Gourmet Dining’s secure transaction from the student will be integrated through the Blackboard Transaction Integration Agent, said Mr. Drummond. “I’ve been advising Garrett how to make secure transactions to our server. Garrett is working to become a certified Blackboard Transaction partner. We’ll set up things in the DukeCard system. When someone orders food from a vendor and provide the pin and card number, the information Garrett sends will meet all the qualifications Blackboard requires,” explained Mr.

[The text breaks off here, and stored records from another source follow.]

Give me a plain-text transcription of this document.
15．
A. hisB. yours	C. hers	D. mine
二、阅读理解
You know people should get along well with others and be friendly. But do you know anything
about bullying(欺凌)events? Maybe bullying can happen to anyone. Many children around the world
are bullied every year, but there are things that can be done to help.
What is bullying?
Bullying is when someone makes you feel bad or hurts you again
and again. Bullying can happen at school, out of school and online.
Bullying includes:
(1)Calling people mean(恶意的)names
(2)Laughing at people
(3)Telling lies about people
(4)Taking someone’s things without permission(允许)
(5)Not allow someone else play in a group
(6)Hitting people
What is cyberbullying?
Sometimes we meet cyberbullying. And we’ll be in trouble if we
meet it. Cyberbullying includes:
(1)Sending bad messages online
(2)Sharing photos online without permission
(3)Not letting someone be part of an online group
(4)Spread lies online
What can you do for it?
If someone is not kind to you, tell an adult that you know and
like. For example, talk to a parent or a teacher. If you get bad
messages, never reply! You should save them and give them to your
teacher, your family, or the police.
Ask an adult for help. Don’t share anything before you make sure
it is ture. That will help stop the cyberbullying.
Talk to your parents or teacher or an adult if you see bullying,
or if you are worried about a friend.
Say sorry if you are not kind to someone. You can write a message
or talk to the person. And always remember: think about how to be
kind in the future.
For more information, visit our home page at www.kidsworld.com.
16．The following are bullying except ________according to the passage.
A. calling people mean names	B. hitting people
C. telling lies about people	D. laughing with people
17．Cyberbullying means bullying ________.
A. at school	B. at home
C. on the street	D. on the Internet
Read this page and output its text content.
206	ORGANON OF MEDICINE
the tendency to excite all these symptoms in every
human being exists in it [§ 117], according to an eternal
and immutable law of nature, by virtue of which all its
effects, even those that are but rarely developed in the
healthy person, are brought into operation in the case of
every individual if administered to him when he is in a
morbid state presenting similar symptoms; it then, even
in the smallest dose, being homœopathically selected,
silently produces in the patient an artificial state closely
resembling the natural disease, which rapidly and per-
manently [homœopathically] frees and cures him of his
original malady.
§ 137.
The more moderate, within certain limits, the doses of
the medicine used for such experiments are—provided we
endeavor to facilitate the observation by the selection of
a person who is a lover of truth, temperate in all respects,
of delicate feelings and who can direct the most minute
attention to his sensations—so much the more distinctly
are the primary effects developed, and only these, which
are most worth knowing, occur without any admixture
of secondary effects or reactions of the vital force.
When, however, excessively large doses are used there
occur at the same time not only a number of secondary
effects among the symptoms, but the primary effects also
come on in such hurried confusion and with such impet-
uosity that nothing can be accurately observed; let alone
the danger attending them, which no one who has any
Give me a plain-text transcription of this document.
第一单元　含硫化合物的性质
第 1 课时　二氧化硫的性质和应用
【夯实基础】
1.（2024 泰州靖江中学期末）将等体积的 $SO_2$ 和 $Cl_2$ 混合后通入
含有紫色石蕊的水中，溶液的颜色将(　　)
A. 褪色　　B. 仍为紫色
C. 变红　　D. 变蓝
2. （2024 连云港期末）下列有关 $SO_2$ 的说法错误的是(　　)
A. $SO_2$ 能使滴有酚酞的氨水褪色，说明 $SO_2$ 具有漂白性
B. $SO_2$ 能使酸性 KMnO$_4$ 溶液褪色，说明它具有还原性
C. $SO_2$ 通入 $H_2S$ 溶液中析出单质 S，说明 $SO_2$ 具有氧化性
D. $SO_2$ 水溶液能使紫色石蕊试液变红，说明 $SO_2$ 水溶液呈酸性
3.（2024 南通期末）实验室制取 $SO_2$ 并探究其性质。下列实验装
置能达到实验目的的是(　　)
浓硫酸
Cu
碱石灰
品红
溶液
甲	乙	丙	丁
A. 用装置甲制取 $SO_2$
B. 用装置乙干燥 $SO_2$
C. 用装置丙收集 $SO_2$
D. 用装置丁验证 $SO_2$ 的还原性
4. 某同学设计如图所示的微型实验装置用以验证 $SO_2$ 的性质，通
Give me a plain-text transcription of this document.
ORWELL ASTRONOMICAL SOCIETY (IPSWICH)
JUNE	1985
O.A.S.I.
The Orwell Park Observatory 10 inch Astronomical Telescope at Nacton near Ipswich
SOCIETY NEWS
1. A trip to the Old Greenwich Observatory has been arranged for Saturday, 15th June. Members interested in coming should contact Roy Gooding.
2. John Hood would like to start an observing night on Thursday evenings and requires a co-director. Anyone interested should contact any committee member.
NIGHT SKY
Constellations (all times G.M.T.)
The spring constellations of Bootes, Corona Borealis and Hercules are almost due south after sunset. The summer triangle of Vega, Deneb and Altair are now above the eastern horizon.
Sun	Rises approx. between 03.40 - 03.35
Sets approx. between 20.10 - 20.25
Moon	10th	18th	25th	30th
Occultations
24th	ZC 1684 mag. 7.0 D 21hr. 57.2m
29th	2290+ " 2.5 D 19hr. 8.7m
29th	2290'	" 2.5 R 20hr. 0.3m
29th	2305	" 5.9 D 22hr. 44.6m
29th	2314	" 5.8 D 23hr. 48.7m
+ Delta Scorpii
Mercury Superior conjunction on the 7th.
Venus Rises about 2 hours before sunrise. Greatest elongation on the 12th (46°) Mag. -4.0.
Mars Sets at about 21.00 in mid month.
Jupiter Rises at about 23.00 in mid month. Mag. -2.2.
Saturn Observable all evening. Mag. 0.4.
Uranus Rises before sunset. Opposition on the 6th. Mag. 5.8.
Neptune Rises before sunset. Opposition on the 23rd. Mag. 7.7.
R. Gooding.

Drummond.
“We met with Garrett when he pitched the idea. We gave him information on the Points program and some of the things we had in mind with furthering this program, such as potentially using handhelds, swiping cards through a wireless device, so that we would be on the same page. We had our contract people at Duke go over what was involved for him to be a vendor, such as background checks for drivers, and from the DukeCard office, assisting him on contacting Blackboard,” added Mr. Drummond. “We’re excited about this and we’re interested in seeing what the student reaction will be.”
Blackboard provides support
Blackboard, too, is excited. “We can’t wait to see it at work next year,” said Mr. Bell. “There’s been lots of businesses that have started around campus and have connected with us in different ways, but how he (Garrett Bean) started his business is unique. What he is bascially doing is creating a TIA, a transaction interface agent, that will link to the Blackboard service.”
He said Blackboard has “a variety of TIAs with other companies who work with us and provide different services, such as parking companies or book stores. We interface with them in the same way.”
But with Gourmet Dining and Bakery, “I don’t believe this is happening anywhere else. I’ve asked people about whether we interface specifically with any business like this one and we don’t,” said Mr. Bell.
“We treat him like we do any other vendor who wants to work with the campus system. We create a document, agree to the terms, then we work with him in designing a software piece that connects our two systems,” added Mr. Bell. “Duke has been a longtime, wonderful client that has been very creative in many ways. I’m not surprised that more creativity is coming out of Duke.”